For Dan Lambe, the 46-year-old president of the Arbor Day Foundation, the holiday is in his blood. A native Nebraskan, Lambe grew up in Lincoln and as a child went with his family “every fall to pick apples and drink cider from the orchards in Nebraska City, the home of Arbor Day.” Lambe left Nebraska for a while and worked for non-profits in California, Arizona, and Texas. He moved back to Lincoln a decade ago, jumping at the chance to return home and work for the Arbor Day Foundation (founded in 1972). He was named president in 2014.
Lambe’s laughter is boyish. There’s no other way to describe it. He sounds like a kid. “I’ll tell you,” he says, “to work every year toward a holiday as positive and as inspiring as Arbor Day is as awesome as it sounds.
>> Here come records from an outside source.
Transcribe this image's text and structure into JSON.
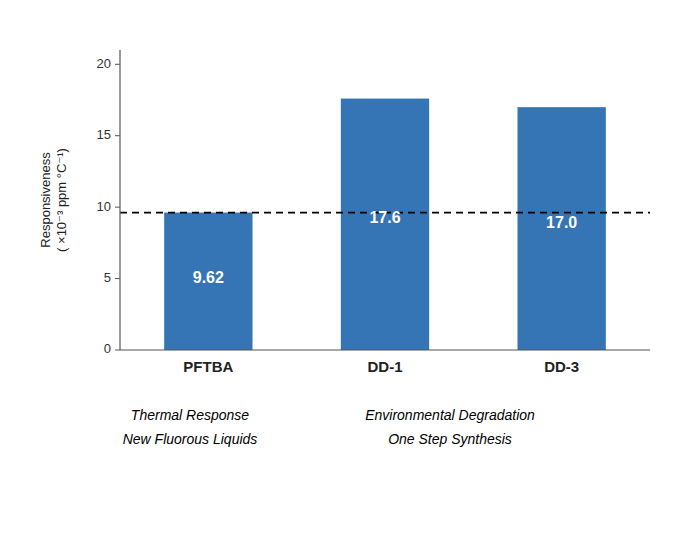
{
  "chart_data": {
    "type": "bar",
    "categories": [
      "PFTBA",
      "DD-1",
      "DD-3"
    ],
    "values": [
      9.62,
      17.6,
      17.0
    ],
    "value_labels": [
      "9.62",
      "17.6",
      "17.0"
    ],
    "data_labels": true,
    "color": "#3575b5",
    "ylim": [
      0,
      21
    ],
    "yticks": [
      0,
      5,
      10,
      15,
      20
    ],
    "ylabel": "Responsiveness\n( ×10⁻³ ppm °C⁻¹)",
    "reference_line": 9.62,
    "grid": false,
    "annotations": [
      "Thermal Response",
      "New Fluorous Liquids",
      "Environmental Degradation",
      "One Step Synthesis"
    ]
  }
}
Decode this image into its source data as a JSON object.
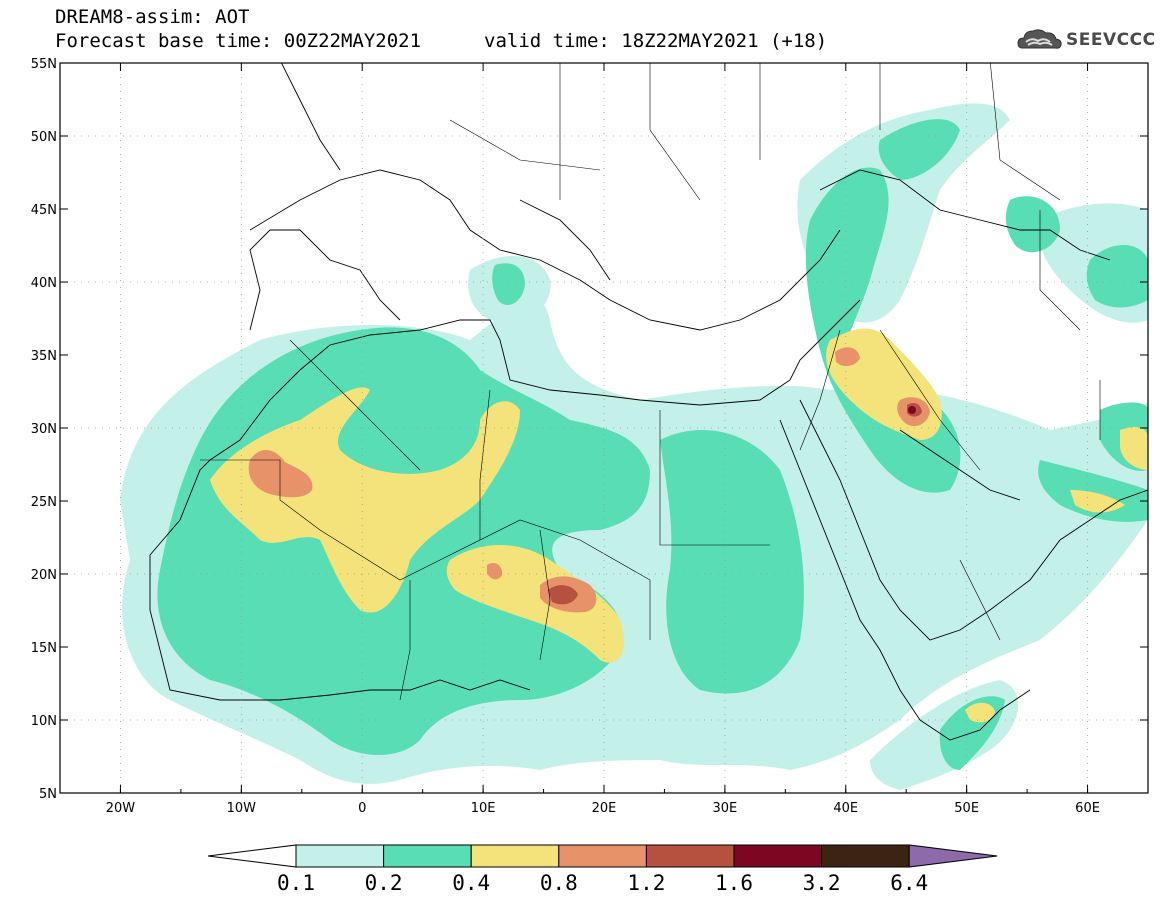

Planting trees is not the most complicated thing in the world, but for future generations, the benefits of planting even one tree are immense.”
In the four decades the foundation has been around, it has helped towns and cities plant more than 250 million trees. Factor in that a single tree can absorb almost 50 pounds of carbon dioxide every year, and can sequester around a ton of carbon dioxide by the time it reaches 40 years old, and the benefits of a quarter-billion trees are immense, indeed.
Arbor Day is not about nationalism, or religious dogma, or some vaguely tribal ethnic pride. Instead, it’s a holiday steeped in optimism. It’s a holiday that deepens a notion of stewardship and renewal of the natural world, rather than ownership and exploitation. It’s a holiday that makes us think about the sort of world we want to leave to our kids and grandkids. J. Sterling Morton himself argued that his brainchild “is not like other holidays. Each of those reposes on the past, while Arbor Day proposes for the future.” Amen to that.